Dwayne is standing there, chin set, blocking the doorway. I get the strange feeling that this is all a joke, that we’re together onstage and any minute he’s going to burst out laughing and welcome me inside.
“It’s a mistake. A mix-up,” I say, taking a step forward. “I’m still me.”
Dwayne doesn’t move, but his eyes get hard. The door swings open a little wider and I see he’s got a splintery wooden bat clenched in his other hand. The one he keeps in the umbrella stand by his front door.
“It’s my family. There’s a lot of bad shit going down—what am I supposed to do?” he asks.
I’ve got no answer to that question. Until now, the rules were written down on paper, neat and legible. But a judge tore the fucking paper to shreds. The rules are gone. All that’s left is the grass-stained baseball bat in Dwayne’s fist.
“I’m sorry,” says Dwayne.
I turn and hurry down the porch steps.
“What am I supposed to do?” he calls after me. “What can I do about it, Owen?”
CNN.com
Live Blog: Former Echo Squad Soldiers Suspected in Bombing Plot, One Suspect Killed
Report Timeline:
[Posted at 8:12 a.m. ET] A bomb blast has torn through the heart of Washington, D.C., destroying offices of the Pure Human Citizen’s Council. Local hospitals reported that three people were killed and eleven more injured seriously. As of now, no arrests have been made and no group has claimed responsibility for the attack.
[Updated at 6:06 p.m. ET] A spokesman for the Washington, D.C., metropolitan police department has announced that authorities believe an amp separatist organization called Astra is to blame for the bombing. The spokesman declined to comment on what evidence led police to this conclusion. “Our nation is officially under attack by the radical amp minority, just as I have long warned that it would be,” Senator Joseph Vaughn, head of the PHCC, said in a statement.
[Updated at 7:32 p.m.
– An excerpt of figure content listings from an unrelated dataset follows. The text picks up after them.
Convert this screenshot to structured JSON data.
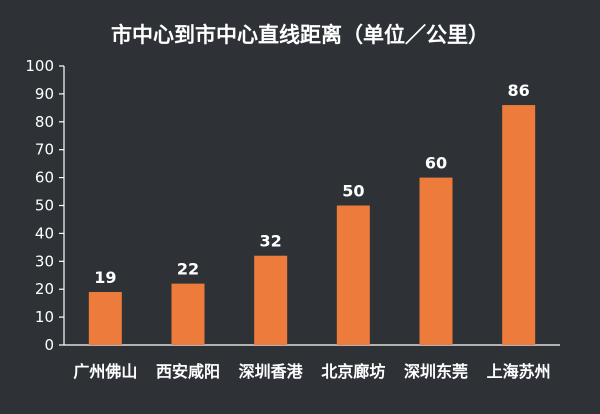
{
  "chart_data": {
    "type": "bar",
    "title": "市中心到市中心直线距离（单位／公里）",
    "categories": [
      "广州佛山",
      "西安咸阳",
      "深圳香港",
      "北京廊坊",
      "深圳东莞",
      "上海苏州"
    ],
    "values": [
      19,
      22,
      32,
      50,
      60,
      86
    ],
    "data_labels": [
      "19",
      "22",
      "32",
      "50",
      "60",
      "86"
    ],
    "ylim": [
      0,
      100
    ],
    "yticks": [
      0,
      10,
      20,
      30,
      40,
      50,
      60,
      70,
      80,
      90,
      100
    ],
    "ytick_labels": [
      "0",
      "10",
      "20",
      "30",
      "40",
      "50",
      "60",
      "70",
      "80",
      "90",
      "100"
    ],
    "grid": false,
    "legend": "none",
    "bar_color": "#ec7b3c",
    "background_color": "#2e3236",
    "text_color": "#ffffff"
  }
}
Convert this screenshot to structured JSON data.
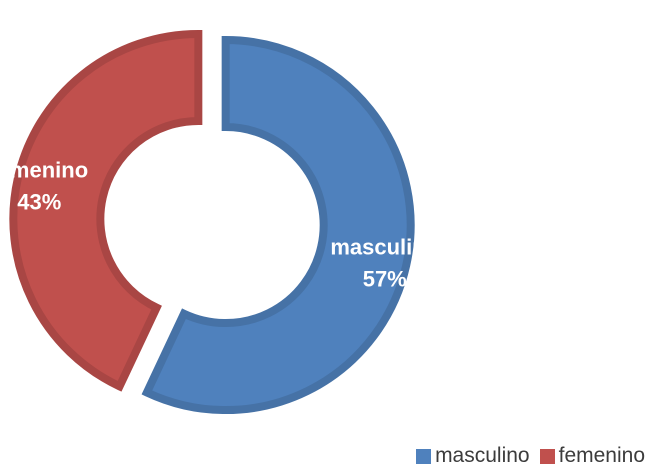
{
  "chart_data": {
    "type": "pie",
    "subtype": "donut-exploded",
    "categories": [
      "masculino",
      "femenino"
    ],
    "values": [
      57,
      43
    ],
    "percent_labels": [
      "57%",
      "43%"
    ],
    "colors": [
      "#4f81bd",
      "#c0504d"
    ],
    "legend": {
      "position": "bottom-right",
      "entries": [
        "masculino",
        "femenino"
      ]
    }
  }
}
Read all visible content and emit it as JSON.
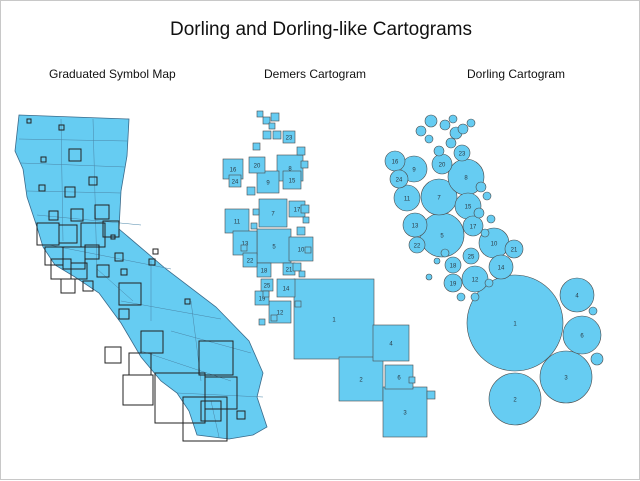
{
  "title": "Dorling and Dorling-like Cartograms",
  "panels": [
    {
      "id": "graduated",
      "subtitle": "Graduated Symbol Map"
    },
    {
      "id": "demers",
      "subtitle": "Demers Cartogram"
    },
    {
      "id": "dorling",
      "subtitle": "Dorling Cartogram"
    }
  ],
  "colors": {
    "fill": "#66ccf2",
    "stroke": "#4a4a4a",
    "symbol": "#222222",
    "label": "#2a3a44"
  },
  "demers_labels": [
    "1",
    "2",
    "3",
    "4",
    "5",
    "6",
    "7",
    "8",
    "9",
    "10",
    "11",
    "12",
    "13",
    "14",
    "15",
    "16",
    "17",
    "18",
    "19",
    "20",
    "21",
    "22",
    "23",
    "24",
    "25"
  ],
  "dorling_labels": [
    "1",
    "2",
    "3",
    "4",
    "5",
    "6",
    "7",
    "8",
    "9",
    "10",
    "11",
    "12",
    "13",
    "14",
    "15",
    "16",
    "17",
    "18",
    "19",
    "20",
    "21",
    "22",
    "23",
    "24",
    "25"
  ]
}
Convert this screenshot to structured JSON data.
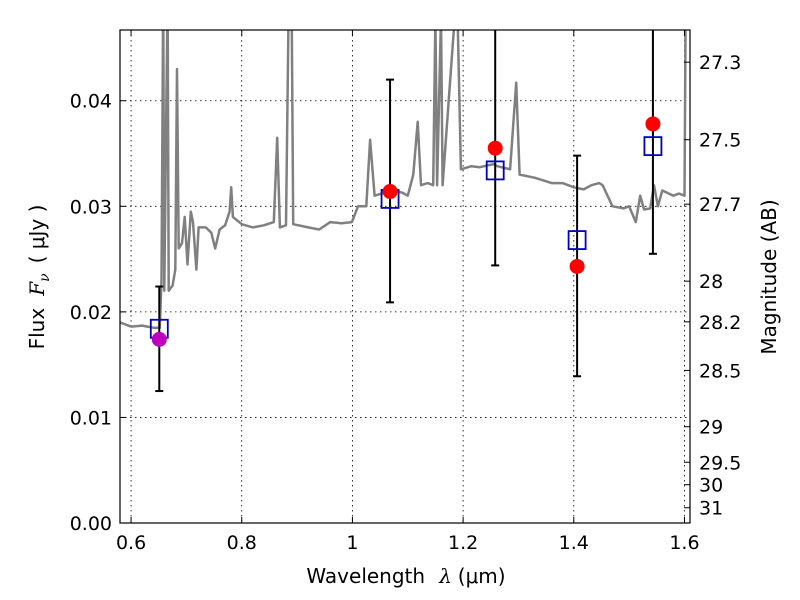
{
  "chart_data": {
    "type": "scatter",
    "title": "",
    "xlabel": "Wavelength",
    "xlabel_symbol": "λ",
    "xlabel_unit": "(μm)",
    "ylabel": "Flux",
    "ylabel_symbol": "F",
    "ylabel_subscript": "ν",
    "ylabel_unit": "( μJy )",
    "y2label": "Magnitude (AB)",
    "xlim": [
      0.58,
      1.61
    ],
    "ylim": [
      0.0,
      0.0467
    ],
    "grid": true,
    "x_ticks": [
      0.6,
      0.8,
      1.0,
      1.2,
      1.4,
      1.6
    ],
    "x_tick_labels": [
      "0.6",
      "0.8",
      "1",
      "1.2",
      "1.4",
      "1.6"
    ],
    "y_ticks": [
      0.0,
      0.01,
      0.02,
      0.03,
      0.04
    ],
    "y_tick_labels": [
      "0.00",
      "0.01",
      "0.02",
      "0.03",
      "0.04"
    ],
    "mag_ticks": [
      27.3,
      27.5,
      27.7,
      28,
      28.2,
      28.5,
      29,
      29.5,
      30,
      31
    ],
    "mag_tick_labels": [
      "27.3",
      "27.5",
      "27.7",
      "28",
      "28.2",
      "28.5",
      "29",
      "29.5",
      "30",
      "31"
    ],
    "colors": {
      "spectrum": "#808080",
      "observed": "#ff0000",
      "observed_first": "#bf00bf",
      "model": "#0000bf",
      "errorbar": "#000000",
      "grid": "#000000"
    },
    "observed": [
      {
        "x": 0.651,
        "y": 0.0174,
        "err_lo": 0.0125,
        "err_hi": 0.0224
      },
      {
        "x": 1.068,
        "y": 0.0314,
        "err_lo": 0.0209,
        "err_hi": 0.042
      },
      {
        "x": 1.258,
        "y": 0.0355,
        "err_lo": 0.0244,
        "err_hi": 0.0467
      },
      {
        "x": 1.406,
        "y": 0.0243,
        "err_lo": 0.0139,
        "err_hi": 0.0348
      },
      {
        "x": 1.543,
        "y": 0.0378,
        "err_lo": 0.0255,
        "err_hi": 0.0467
      }
    ],
    "model_points": [
      {
        "x": 0.651,
        "y": 0.0184
      },
      {
        "x": 1.068,
        "y": 0.0307
      },
      {
        "x": 1.258,
        "y": 0.0334
      },
      {
        "x": 1.406,
        "y": 0.0268
      },
      {
        "x": 1.543,
        "y": 0.0357
      }
    ],
    "spectrum": [
      [
        0.58,
        0.019
      ],
      [
        0.6,
        0.0186
      ],
      [
        0.62,
        0.0187
      ],
      [
        0.64,
        0.0185
      ],
      [
        0.652,
        0.0185
      ],
      [
        0.655,
        0.023
      ],
      [
        0.658,
        0.05
      ],
      [
        0.66,
        0.022
      ],
      [
        0.666,
        0.05
      ],
      [
        0.668,
        0.022
      ],
      [
        0.675,
        0.0225
      ],
      [
        0.68,
        0.024
      ],
      [
        0.683,
        0.043
      ],
      [
        0.686,
        0.026
      ],
      [
        0.692,
        0.0265
      ],
      [
        0.697,
        0.029
      ],
      [
        0.702,
        0.0245
      ],
      [
        0.708,
        0.0295
      ],
      [
        0.712,
        0.0285
      ],
      [
        0.718,
        0.024
      ],
      [
        0.722,
        0.028
      ],
      [
        0.735,
        0.028
      ],
      [
        0.745,
        0.0275
      ],
      [
        0.752,
        0.026
      ],
      [
        0.76,
        0.0278
      ],
      [
        0.77,
        0.0282
      ],
      [
        0.778,
        0.0295
      ],
      [
        0.781,
        0.0318
      ],
      [
        0.784,
        0.029
      ],
      [
        0.8,
        0.0283
      ],
      [
        0.82,
        0.028
      ],
      [
        0.84,
        0.0282
      ],
      [
        0.858,
        0.0285
      ],
      [
        0.864,
        0.0365
      ],
      [
        0.869,
        0.028
      ],
      [
        0.88,
        0.0282
      ],
      [
        0.885,
        0.05
      ],
      [
        0.89,
        0.05
      ],
      [
        0.893,
        0.0283
      ],
      [
        0.92,
        0.028
      ],
      [
        0.94,
        0.0278
      ],
      [
        0.96,
        0.0285
      ],
      [
        0.98,
        0.0284
      ],
      [
        0.999,
        0.0285
      ],
      [
        1.01,
        0.03
      ],
      [
        1.025,
        0.03
      ],
      [
        1.032,
        0.0363
      ],
      [
        1.04,
        0.031
      ],
      [
        1.07,
        0.0315
      ],
      [
        1.09,
        0.0313
      ],
      [
        1.1,
        0.031
      ],
      [
        1.11,
        0.033
      ],
      [
        1.118,
        0.038
      ],
      [
        1.124,
        0.032
      ],
      [
        1.136,
        0.0322
      ],
      [
        1.146,
        0.032
      ],
      [
        1.15,
        0.048
      ],
      [
        1.153,
        0.032
      ],
      [
        1.16,
        0.048
      ],
      [
        1.163,
        0.032
      ],
      [
        1.185,
        0.048
      ],
      [
        1.19,
        0.048
      ],
      [
        1.196,
        0.0335
      ],
      [
        1.215,
        0.0338
      ],
      [
        1.23,
        0.0337
      ],
      [
        1.255,
        0.034
      ],
      [
        1.262,
        0.0338
      ],
      [
        1.285,
        0.0335
      ],
      [
        1.296,
        0.0417
      ],
      [
        1.302,
        0.033
      ],
      [
        1.33,
        0.0327
      ],
      [
        1.36,
        0.0322
      ],
      [
        1.38,
        0.0322
      ],
      [
        1.4,
        0.0318
      ],
      [
        1.418,
        0.0316
      ],
      [
        1.432,
        0.032
      ],
      [
        1.446,
        0.0322
      ],
      [
        1.452,
        0.032
      ],
      [
        1.47,
        0.03
      ],
      [
        1.49,
        0.0298
      ],
      [
        1.5,
        0.03
      ],
      [
        1.512,
        0.0285
      ],
      [
        1.52,
        0.031
      ],
      [
        1.527,
        0.0297
      ],
      [
        1.538,
        0.0298
      ],
      [
        1.545,
        0.032
      ],
      [
        1.552,
        0.03
      ],
      [
        1.56,
        0.0315
      ],
      [
        1.58,
        0.031
      ],
      [
        1.59,
        0.0312
      ],
      [
        1.6,
        0.031
      ],
      [
        1.602,
        0.048
      ],
      [
        1.61,
        0.048
      ]
    ]
  }
}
ET] A suspect detained near the site of the bombing has been shot and killed by police officers. Witnesses described a scene of panic as officers approached an onlooker who was exhibiting suspicious behavior. “The guy was moving weird. Like, too fast,” said a witness who asked not to be identified.
[Updated at 9:42 p.m. ET] The suspect killed earlier today has been identified as Lawrence Krambule, a former member of the infamous Echo Squad. The group of twelve Special Forces soldiers was disbanded ten years ago after it was determined they had been willingly and illegally implanted with classified, militarized Neural Autofocus implants.
Hitching west. I tell myself that there is no shame in running away. It doesn’t matter if fear fuels your flight. Just so long as you’re running toward something. There is a device in my head that my father paid for with his life and only one person who can tell me what it is: a stranger named Jim who lives in a damn trailer park.
I should have known this day was coming.
The pressure built silently, month after month. Court cases. Protests. The strain growing until it was unbearable, hidden in silent interactions between amps and regular people. I felt it in the burnt-eared shame of falling eye contact. In the rippling shift of elbows at the lunch table when an amp student sat down. By the end, the pressure was pushing in so hard that I wanted to pop my ears or scream or curl up and hide.
And then, boom. Pressure released. Enter free fall.
Every second now takes me away from the broken remains of my life. A job I’ve been effectively fired from, apartment I’ve been evicted from, and friends who’ve turned their backs on me. For the last twenty-four hours I’ve been running away from nothing—the life of a ghost.